The potential problem is legislation.
Step 1 the Europrats make TPMS mandatory and part of road worthiness inspections. Not a problem in itself and probably a step forward if we stop a few trucks and cars having blowouts next to us. Will they mandate it on bikes? Probably yes because one exception drives yeah-but arguments.
Step 2.
Dunaplop have made a deal to give Honda a million nasty Brazilian tyres every year, each wrapped in a fiver. Why? Because they need to shift this **** to make it worthwhile keeping the factory open, the factory that makes 50000 better tyres they sell in the aftermarket at 500% margin.
Now here's a wheeze, fit them with RFID tags and make the TPMS refuse to accept anything else. The Europrats know its for your own good, no nasty Chinese tat or nice new knobblies a size smaller that move you off the type approved one. The switch to 900% margin and free champagne at every Brussels sex orgy paid for by tyre makers, well, if they didn't someone else would.
What the bike lobby needs to campaign for is free access.

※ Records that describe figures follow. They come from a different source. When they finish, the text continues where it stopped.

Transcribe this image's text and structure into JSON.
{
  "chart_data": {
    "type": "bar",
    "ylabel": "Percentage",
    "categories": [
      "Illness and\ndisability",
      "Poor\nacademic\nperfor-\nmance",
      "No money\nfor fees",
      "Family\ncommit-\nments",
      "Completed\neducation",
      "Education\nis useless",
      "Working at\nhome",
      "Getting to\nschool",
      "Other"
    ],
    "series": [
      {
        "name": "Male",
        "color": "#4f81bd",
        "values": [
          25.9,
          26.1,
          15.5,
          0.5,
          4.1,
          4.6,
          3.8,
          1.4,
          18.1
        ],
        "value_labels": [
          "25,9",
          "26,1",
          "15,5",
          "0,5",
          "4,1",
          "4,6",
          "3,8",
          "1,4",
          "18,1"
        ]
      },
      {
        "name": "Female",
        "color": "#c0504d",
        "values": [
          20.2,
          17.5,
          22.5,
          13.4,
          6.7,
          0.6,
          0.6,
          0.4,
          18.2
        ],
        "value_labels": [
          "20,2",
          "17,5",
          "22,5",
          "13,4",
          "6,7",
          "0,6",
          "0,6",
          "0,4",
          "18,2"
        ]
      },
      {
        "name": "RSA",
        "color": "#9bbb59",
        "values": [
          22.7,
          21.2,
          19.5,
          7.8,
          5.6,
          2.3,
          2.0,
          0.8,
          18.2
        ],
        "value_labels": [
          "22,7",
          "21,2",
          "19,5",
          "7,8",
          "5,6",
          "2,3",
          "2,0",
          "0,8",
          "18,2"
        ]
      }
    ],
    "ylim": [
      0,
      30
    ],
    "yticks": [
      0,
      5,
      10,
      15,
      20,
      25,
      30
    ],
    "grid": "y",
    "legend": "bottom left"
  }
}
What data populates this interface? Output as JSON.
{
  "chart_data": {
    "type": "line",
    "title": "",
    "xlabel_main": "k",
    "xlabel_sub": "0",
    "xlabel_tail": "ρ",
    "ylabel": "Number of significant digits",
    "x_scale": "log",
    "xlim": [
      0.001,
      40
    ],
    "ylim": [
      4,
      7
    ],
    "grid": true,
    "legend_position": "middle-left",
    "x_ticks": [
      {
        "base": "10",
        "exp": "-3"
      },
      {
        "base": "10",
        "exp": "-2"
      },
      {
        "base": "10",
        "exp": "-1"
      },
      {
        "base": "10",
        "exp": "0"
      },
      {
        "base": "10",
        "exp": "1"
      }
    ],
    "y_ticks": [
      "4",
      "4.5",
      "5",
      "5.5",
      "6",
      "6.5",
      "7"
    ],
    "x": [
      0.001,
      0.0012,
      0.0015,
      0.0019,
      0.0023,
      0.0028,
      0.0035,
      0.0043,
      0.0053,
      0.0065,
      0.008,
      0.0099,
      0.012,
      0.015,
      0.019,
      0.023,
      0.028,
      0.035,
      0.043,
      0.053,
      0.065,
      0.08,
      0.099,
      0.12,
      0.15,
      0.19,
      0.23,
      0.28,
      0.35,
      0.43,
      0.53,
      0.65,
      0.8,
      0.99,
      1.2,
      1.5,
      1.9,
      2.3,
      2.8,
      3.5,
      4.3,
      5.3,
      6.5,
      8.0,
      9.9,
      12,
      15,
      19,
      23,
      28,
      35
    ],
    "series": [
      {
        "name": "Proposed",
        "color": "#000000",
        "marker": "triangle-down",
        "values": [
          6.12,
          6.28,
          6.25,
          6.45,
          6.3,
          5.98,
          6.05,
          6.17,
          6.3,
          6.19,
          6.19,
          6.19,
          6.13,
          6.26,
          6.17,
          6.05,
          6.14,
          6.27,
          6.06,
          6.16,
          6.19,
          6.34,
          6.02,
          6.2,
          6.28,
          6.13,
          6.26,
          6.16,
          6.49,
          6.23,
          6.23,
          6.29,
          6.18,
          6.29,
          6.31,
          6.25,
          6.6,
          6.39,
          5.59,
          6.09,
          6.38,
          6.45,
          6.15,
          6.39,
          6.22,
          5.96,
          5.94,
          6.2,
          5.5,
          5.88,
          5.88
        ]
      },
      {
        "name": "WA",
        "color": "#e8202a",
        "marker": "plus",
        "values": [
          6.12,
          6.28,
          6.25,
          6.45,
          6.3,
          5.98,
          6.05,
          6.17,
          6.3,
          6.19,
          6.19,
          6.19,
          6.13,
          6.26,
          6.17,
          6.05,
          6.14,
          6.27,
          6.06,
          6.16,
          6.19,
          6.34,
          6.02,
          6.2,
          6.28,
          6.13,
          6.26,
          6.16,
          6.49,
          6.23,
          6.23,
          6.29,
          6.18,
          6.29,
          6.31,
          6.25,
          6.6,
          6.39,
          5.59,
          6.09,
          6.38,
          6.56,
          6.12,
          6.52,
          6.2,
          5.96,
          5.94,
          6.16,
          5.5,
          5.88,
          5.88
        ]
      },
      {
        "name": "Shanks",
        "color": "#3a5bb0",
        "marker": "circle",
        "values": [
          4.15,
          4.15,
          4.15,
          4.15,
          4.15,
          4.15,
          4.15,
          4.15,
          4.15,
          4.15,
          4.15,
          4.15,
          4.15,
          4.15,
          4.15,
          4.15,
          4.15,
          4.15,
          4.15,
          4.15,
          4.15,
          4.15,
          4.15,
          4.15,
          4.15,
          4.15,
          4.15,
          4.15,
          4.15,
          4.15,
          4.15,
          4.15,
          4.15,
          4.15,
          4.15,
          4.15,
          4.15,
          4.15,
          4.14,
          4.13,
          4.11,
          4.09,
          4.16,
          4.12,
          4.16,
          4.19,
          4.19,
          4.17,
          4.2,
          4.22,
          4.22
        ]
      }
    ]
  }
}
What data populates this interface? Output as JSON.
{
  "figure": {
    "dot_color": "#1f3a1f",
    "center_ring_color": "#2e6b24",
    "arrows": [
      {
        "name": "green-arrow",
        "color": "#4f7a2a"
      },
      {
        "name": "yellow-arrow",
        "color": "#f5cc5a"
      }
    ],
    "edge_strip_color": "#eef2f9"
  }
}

Force the TPMS system to accept any tyre with at most a disclaimer to say you accept non-OE.
Without this there will be no more tyre choice and a pair of tyres will be priced in comparison to buying a new bike (or better still renting it with restricted mileage and no going abroad).
Hopefully the UK follows the US where this access is enshrined in law rather than the EU where manufacturers can freely buy commercially advantageous legislation.